Ребенок снова заплакал, Марта сильнее прижала его к себе, словно боялась, что муж причинит ему зло.

Ненависть и любовь, жгучая жалость к себе и жгучая ревность подкатили тяжелым густым клубком, острой спазмой сдавили Рихарду горло.


В предутренней дымке плыл под крылом лес. За ним узкой полосой желтели дюны. Дальше открывалась серая, со стальным отливом гладь моря.

— Ты бывал когда-нибудь в этих местах? — спросил штурман, поглядывая вниз через прозрачный, плексигласовый фонарь кабины.

— Нет, не случалось, — безразлично позевывая, ответил пилот.

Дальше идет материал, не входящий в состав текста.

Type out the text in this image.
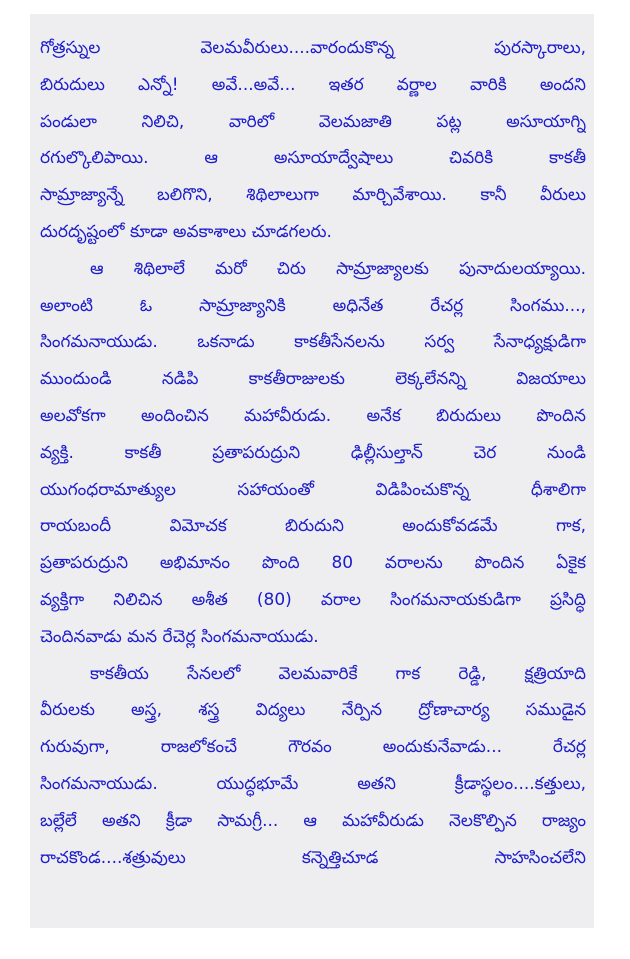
గోత్రస్నుల వెలమవీరులు....వారందుకొన్న పురస్కారాలు,
బిరుదులు ఎన్నో! అవే...అవే... ఇతర వర్ణాల వారికి అందని
పండులా నిలిచి, వారిలో వెలమజాతి పట్ల అసూయాగ్ని
రగుల్కొలిపాయి. ఆ అసూయాద్వేషాలు చివరికి కాకతీ
సామ్రాజ్యాన్నే బలిగొని, శిథిలాలుగా మార్చివేశాయి. కానీ వీరులు
దురదృష్టంలో కూడా అవకాశాలు చూడగలరు.
ఆ శిథిలాలే మరో చిరు సామ్రాజ్యాలకు పునాదులయ్యాయి.
అలాంటి ఓ సామ్రాజ్యానికి అధినేత రేచర్ల సింగము...,
సింగమనాయుడు. ఒకనాడు కాకతీసేనలను సర్వ సేనాధ్యక్షుడిగా
ముందుండి నడిపి కాకతీరాజులకు లెక్కలేనన్ని విజయాలు
అలవోకగా అందించిన మహావీరుడు. అనేక బిరుదులు పొందిన
వ్యక్తి. కాకతీ ప్రతాపరుద్రుని ఢిల్లీసుల్తాన్ చెర నుండి
యుగంధరామాత్యుల సహాయంతో విడిపించుకొన్న ధీశాలిగా
రాయబందీ విమోచక బిరుదుని అందుకోవడమే గాక,
ప్రతాపరుద్రుని అభిమానం పొంది 80 వరాలను పొందిన ఏకైక
వ్యక్తిగా నిలిచిన అశీత (80) వరాల సింగమనాయకుడిగా ప్రసిద్ధి
చెందినవాడు మన రేచెర్ల సింగమనాయుడు.
కాకతీయ సేనలలో వెలమవారికే గాక రెడ్డి, క్షత్రియాది
వీరులకు అస్త్ర, శస్త్ర విద్యలు నేర్పిన ద్రోణాచార్య సముడైన
గురువుగా, రాజలోకంచే గౌరవం అందుకునేవాడు... రేచర్ల
సింగమనాయుడు. యుద్ధభూమే అతని క్రీడాస్థలం....కత్తులు,
బల్లేలే అతని క్రీడా సామగ్రీ... ఆ మహావీరుడు నెలకొల్పిన రాజ్యం
రాచకొండ....శత్రువులు కన్నెత్తిచూడ సాహసించలేని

— Говорят, у них тут мировые курорты… Лучшие на Балтике.

— Все-то ты знаешь.

— Янтарный берег… Погляди, и правда янтарный…

— Берег как берег. Интересно, девки у них тоже янтарные? — осклабился пилот.

— Между прочим, здешний янтарь высоко ценится.

— Чудак. Янтарь там внизу, и девки тоже внизу. Какая тебе разница — ценится, не ценится…

— Нет, все-таки интересно. Я, когда в новое место лечу, стараюсь разузнать о нем побольше. Помню, когда в Испанию летели…

— Кажется, подходим, — перебил пилот. — Это Либава. Говоришь, разузнать побольше? А я думаю, как бы взять побольше бомб. И горючего…

— Удивительно красиво расположена. Знаешь…

— Слушай, малыш, не заткнешься ли ты на пару минут? И следи за приборами… Я пошел!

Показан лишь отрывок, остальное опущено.